Tuesday, April 7, 2015
The Comfort of Being Heard
One visit with my doctor rips denial from my grasp replacing it with a truth I find difficult to accept. All day I yearned for a calm, supporting conversation. I could not think of how to make that happen and, true to my nature, bowed to the solemn quiet place of solitude. I could not trust a conversation to be supportive when I run from my reality...a child running from a call to come inside and take my medicine.

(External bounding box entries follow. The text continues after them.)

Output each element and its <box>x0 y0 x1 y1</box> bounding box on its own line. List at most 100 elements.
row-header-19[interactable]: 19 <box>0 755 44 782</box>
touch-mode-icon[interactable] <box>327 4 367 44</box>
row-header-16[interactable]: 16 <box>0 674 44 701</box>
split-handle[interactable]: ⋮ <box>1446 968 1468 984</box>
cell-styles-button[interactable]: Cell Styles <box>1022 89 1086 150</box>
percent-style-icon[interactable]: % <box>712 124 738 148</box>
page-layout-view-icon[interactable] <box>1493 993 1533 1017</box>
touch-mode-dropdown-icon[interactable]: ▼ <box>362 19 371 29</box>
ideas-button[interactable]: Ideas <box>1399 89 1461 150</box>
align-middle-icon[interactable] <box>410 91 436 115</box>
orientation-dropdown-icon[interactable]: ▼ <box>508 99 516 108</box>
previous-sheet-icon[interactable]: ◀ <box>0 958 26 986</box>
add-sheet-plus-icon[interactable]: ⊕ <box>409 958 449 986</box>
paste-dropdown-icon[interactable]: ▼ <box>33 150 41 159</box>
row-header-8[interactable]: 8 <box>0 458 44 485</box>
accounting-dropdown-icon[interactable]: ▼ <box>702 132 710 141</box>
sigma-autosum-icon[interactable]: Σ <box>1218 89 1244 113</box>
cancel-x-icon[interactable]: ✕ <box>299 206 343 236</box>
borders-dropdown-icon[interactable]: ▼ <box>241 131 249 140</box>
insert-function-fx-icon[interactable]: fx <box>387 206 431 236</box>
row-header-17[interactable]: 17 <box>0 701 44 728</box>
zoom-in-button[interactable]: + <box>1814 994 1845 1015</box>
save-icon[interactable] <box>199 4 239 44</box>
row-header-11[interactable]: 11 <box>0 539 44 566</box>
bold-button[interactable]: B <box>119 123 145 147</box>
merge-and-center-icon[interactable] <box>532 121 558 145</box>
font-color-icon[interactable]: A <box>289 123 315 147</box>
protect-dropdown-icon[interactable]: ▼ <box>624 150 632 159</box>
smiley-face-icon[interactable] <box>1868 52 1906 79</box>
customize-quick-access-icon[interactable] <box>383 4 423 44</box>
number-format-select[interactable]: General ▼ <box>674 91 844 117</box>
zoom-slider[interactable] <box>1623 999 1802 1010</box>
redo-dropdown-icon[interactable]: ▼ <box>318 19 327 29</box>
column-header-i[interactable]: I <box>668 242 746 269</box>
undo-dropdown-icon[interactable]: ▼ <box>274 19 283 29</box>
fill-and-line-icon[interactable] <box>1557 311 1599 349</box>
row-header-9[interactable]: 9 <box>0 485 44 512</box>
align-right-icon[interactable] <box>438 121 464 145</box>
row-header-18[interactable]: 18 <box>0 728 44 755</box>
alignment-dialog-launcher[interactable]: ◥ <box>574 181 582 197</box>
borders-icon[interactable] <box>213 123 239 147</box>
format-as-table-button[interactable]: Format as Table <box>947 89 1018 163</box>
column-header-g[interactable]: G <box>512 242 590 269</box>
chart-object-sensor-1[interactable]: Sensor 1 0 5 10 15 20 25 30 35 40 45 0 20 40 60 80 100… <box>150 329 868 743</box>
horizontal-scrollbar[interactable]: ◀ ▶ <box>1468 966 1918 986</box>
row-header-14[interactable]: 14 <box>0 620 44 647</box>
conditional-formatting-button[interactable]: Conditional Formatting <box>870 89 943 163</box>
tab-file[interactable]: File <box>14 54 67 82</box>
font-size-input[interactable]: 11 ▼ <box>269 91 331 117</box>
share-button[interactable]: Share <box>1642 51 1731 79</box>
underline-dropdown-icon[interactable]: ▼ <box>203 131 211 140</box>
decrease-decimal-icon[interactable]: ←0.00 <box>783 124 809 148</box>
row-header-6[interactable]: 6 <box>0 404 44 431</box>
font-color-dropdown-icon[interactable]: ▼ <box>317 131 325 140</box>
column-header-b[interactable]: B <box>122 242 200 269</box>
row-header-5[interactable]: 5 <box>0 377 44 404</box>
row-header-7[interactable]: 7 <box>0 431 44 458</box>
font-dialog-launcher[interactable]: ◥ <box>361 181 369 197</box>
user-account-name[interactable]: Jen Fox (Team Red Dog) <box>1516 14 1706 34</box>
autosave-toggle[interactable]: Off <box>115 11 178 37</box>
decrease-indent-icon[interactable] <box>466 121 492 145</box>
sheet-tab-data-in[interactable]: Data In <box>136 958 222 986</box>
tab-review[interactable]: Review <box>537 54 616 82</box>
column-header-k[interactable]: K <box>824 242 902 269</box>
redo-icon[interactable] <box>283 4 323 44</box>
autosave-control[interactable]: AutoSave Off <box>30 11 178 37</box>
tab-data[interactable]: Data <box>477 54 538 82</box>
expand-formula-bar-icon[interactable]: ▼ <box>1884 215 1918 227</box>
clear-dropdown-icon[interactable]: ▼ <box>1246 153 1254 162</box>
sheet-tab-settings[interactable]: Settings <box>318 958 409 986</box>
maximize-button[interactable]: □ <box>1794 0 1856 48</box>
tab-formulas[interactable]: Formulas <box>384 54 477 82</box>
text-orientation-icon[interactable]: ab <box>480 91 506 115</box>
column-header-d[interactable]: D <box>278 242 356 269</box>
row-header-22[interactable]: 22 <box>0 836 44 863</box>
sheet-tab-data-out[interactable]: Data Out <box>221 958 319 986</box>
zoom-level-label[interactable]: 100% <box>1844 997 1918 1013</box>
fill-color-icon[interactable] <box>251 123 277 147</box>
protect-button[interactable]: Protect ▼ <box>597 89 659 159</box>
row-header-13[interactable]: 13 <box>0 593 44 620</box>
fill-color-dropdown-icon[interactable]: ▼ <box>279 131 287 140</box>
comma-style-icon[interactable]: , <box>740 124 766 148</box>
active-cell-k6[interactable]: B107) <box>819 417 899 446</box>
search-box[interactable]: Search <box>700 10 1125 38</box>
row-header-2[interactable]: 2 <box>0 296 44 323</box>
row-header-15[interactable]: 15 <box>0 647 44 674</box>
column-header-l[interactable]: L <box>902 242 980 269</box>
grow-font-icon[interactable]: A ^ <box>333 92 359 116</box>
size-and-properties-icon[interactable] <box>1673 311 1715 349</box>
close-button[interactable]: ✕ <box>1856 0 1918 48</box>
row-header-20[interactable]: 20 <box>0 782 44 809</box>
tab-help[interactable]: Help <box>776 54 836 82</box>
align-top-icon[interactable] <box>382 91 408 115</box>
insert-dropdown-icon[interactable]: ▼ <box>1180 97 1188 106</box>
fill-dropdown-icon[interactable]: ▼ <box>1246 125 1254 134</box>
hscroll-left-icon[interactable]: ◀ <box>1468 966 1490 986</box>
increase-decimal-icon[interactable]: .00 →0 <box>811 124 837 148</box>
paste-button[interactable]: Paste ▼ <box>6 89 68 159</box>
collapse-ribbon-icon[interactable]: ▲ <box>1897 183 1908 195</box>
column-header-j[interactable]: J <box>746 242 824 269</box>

There are times and places when I hang in a balance that is solely mine. I become Calvin with my own personal Hobbes. I find a quiet place to spend time together. A place deep within where I can talk and my Hobbes will listen.
Wednesday, April 1, 2015
Stop, Drop and Roll
Remember the routine to follow if you should ever find yourself on fire? Stop, Drop And Roll? I believe this would be an effective stress reliever when life becomes a wee bit too much and stress feels like a burning fire. I may try it next time I feel an overwhelming sense of pressure. At times folks say their stress is so high they feel as if their hair is on fire. So, if you see a woman looking distinctly like a coastal woman, and there is that look, y'all, if you see that woman stop in mid-step, drop to the ground and begin rolling back and forth; think of this post. At that moment you will know something no one else knows, that woman is not crazy and she is not on fire. She is stressed beyond her limit and her hair is on fire. Let her roll. Do not mistake this for a Pentecostal moment of divine fervor! Yes, she could be Pentecostal and from the coast. There is no divine event taking place at that particular moment. Well, maybe if she has her hair in a large bun on the top of her head. Should that be the case there is a tiny chance you are witness to a holy roller who has lost her sense of decorum and dropped into a passionate spiritual roll without processing her whereabouts. There is a .00010 percent chance this is the case. Well, if she is wearing a dress that is below her knees and covers her arms and is up to her neck and has on thick stockings and no make-up the percentage goes up significantly. Putting that aside as a rare event assume the rolling woman's hair is on fire from stress and let her roll. Lord knows she is worth it. As a famous country song says, "Just walk on by. Wait on the corner."